Ministers are refusing to change the rules governing stock listings for mining companies, leaving some MPs warning that future "bad apples" could damage the FTSE 100's reputation.
Business minister Jenny Willott's appearance before MPs this morning raised questions about whether the government is doing enough to protect the FTSE from controversial mining firms like Eurasian Natural Resources Corporation (ENRC), which is currently being investigated by the Serious Fraud Office (SFO).
She told the Commons' business, innovation and skills committee that while current listing requirements do not cover a company's record on environmental and social issues, Britain's corporate governance rules provide the public oversight needed.
The FTSE 100 has much weaker listing requirements than exchanges in other countries like South Africa, where the Johannesburg stock exchange hosts a number of major mining firms.
MPs on the committee, who visited South Africa as part of their inquiry in February, have established some companies are choosing to list in London in order to avoid the stricter regulations in South Africa.
Chair Adrian Bailey suggested this effectively meant the FTSE 100 was being used as a "loophole" by companies wishing to avoid the stricter requirements of the Johannesburg exchange.
MPs are split over the issue as the committee begins work on its report on the extractive industries.
Some are content with Willott's argument that recent changes to listing rules by the Financial Conduct Authority (FCA) regulator, combined with the imminent introduction of the EU's transparency and accountability directive, will fix the problem.
But others disagree. Ann McKechin told Willott: "The point is whether you stop these companies being listed in the first place, and then you stop the reputational risk to the UK of having bad apples... Prevention is better than cure."
Willott replied: "I completely understand the concerns the committee have.
"What I'm saying is under the British set-up we have the social and environmental factors covered not through listings rules but through the corporate governance side of things.
"We feel that provides the transparency and the information needed to hold these companies to account."
Her position was defended by Conservative MP Robin Walker, who before entering politics worked in the mining sector.
"There is a huge amount of detail in most companies' listing particulars about the environmental and social aspects which were being discussed," he said.
ENRC, a relatively obscure company whose major players operate in Kazakhstan, was only on the FTSE 100 for two years before it faced a probe from the SFO.
It is being investigated on suspicion of corruption in Kazakhstan and Africa.

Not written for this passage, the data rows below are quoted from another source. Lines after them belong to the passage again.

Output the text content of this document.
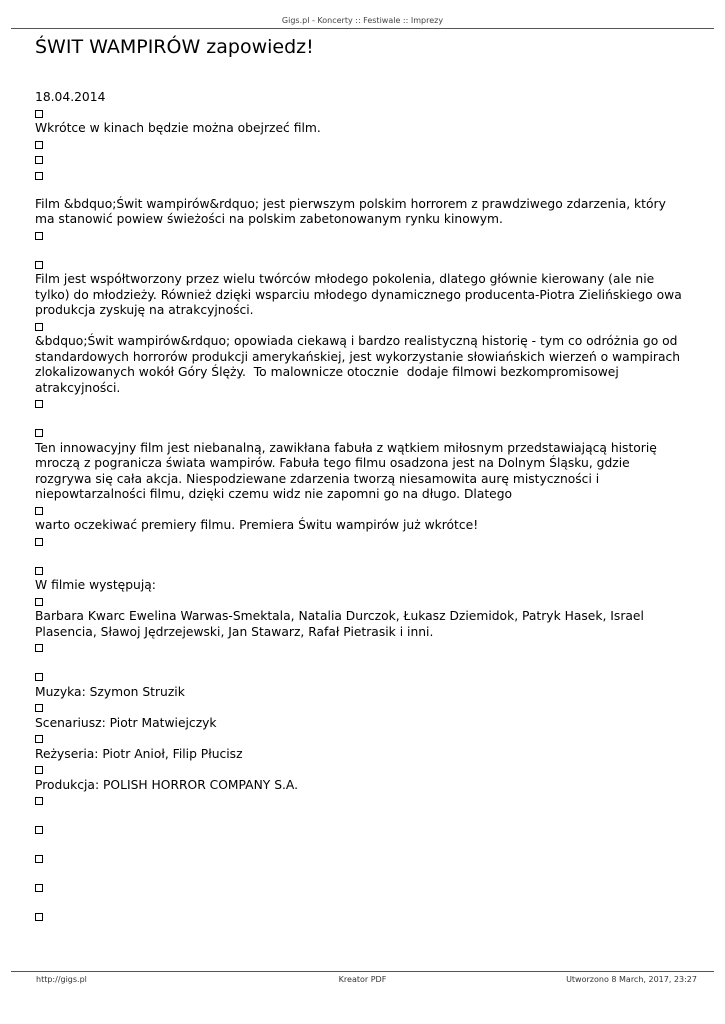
Gigs.pl - Koncerty :: Festiwale :: Imprezy
ŚWIT WAMPIRÓW zapowiedz!
18.04.2014
Wkrótce w kinach będzie można obejrzeć film.
Film &bdquo;Świt wampirów&rdquo; jest pierwszym polskim horrorem z prawdziwego zdarzenia, który
ma stanowić powiew świeżości na polskim zabetonowanym rynku kinowym.
Film jest współtworzony przez wielu twórców młodego pokolenia, dlatego głównie kierowany (ale nie
tylko) do młodzieży. Również dzięki wsparciu młodego dynamicznego producenta-Piotra Zielińskiego owa
produkcja zyskuję na atrakcyjności.
&bdquo;Świt wampirów&rdquo; opowiada ciekawą i bardzo realistyczną historię - tym co odróżnia go od
standardowych horrorów produkcji amerykańskiej, jest wykorzystanie słowiańskich wierzeń o wampirach
zlokalizowanych wokół Góry Ślęży.  To malownicze otocznie  dodaje filmowi bezkompromisowej
atrakcyjności.
Ten innowacyjny film jest niebanalną, zawikłana fabuła z wątkiem miłosnym przedstawiającą historię
mroczą z pogranicza świata wampirów. Fabuła tego filmu osadzona jest na Dolnym Śląsku, gdzie
rozgrywa się cała akcja. Niespodziewane zdarzenia tworzą niesamowita aurę mistyczności i
niepowtarzalności filmu, dzięki czemu widz nie zapomni go na długo. Dlatego
warto oczekiwać premiery filmu. Premiera Świtu wampirów już wkrótce!
W filmie występują:
Barbara Kwarc Ewelina Warwas-Smektala, Natalia Durczok, Łukasz Dziemidok, Patryk Hasek, Israel
Plasencia, Sławoj Jędrzejewski, Jan Stawarz, Rafał Pietrasik i inni.
Muzyka: Szymon Struzik
Scenariusz: Piotr Matwiejczyk
Reżyseria: Piotr Anioł, Filip Płucisz
Produkcja: POLISH HORROR COMPANY S.A.
http://gigs.pl	Kreator PDF	Utworzono 8 March, 2017, 23:27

The Africa Progress Panel has alleged its mining deals have cost the Democratic Republic of Congo a total of $725 million.
McKechin told Politics.co.uk afterwards the minister had attempted to "obfuscate" by drawing attention away from the listing regulations, however, when these were what had failed.
"If we've had a couple of quite serious examples which should cause us concern, you need to go back to the regulations and say 'are they robust enough?'" she insisted.
MPs are likely to highlight concerns around conflicts of interest which can arise when a new entrant on to the FTSE 100 is sponsored by another company.
"When there are conflicts of interest, it is the responsibility of the sponsor company to have in place appropriate policies to identify when there are potential conflicts of interest, and policies to identify how they would then tackle it," Willott said.
"Those are monitored by the FCA reasonably closely to make sure companies do have those policies in place."
Efforts to ensure more transparency in the mining sector have been given a boost by Britain's decision to sign up to the Extractive Industries Transparency Initiative (EITI), a global organisation encouraging national governments to be more open about their dealings with the industry.
The UK played a leading role in setting up the EITI but resisted joining it, on the basis that it was primarily for developing countries. That has now changed, following a campaign by Walker and ex-Labour MP Eric Joyce to accept Britain can wield more influence as a signatory.
"The government came to the conclusion we would be much more effective in taking a lead by signing up to it ourselves, and that would help us encourage other countries to sign up as well," Willott explained.
Its chair, former international development secretary Clare Short, told the Ecologist last December that it was not yet clear whether it was making a difference, however.
"The evidence that it has led to greater accountability and improvement management of the resources for the benefit of the people is not proven," she admitted.
"It's only been operational for a few years - it takes time to set up an international board, set up rules, get countries in the process, etc. But it has helped to entrench an expectation of transparency in a sector where murky hiddenness was the norm. That's no small thing."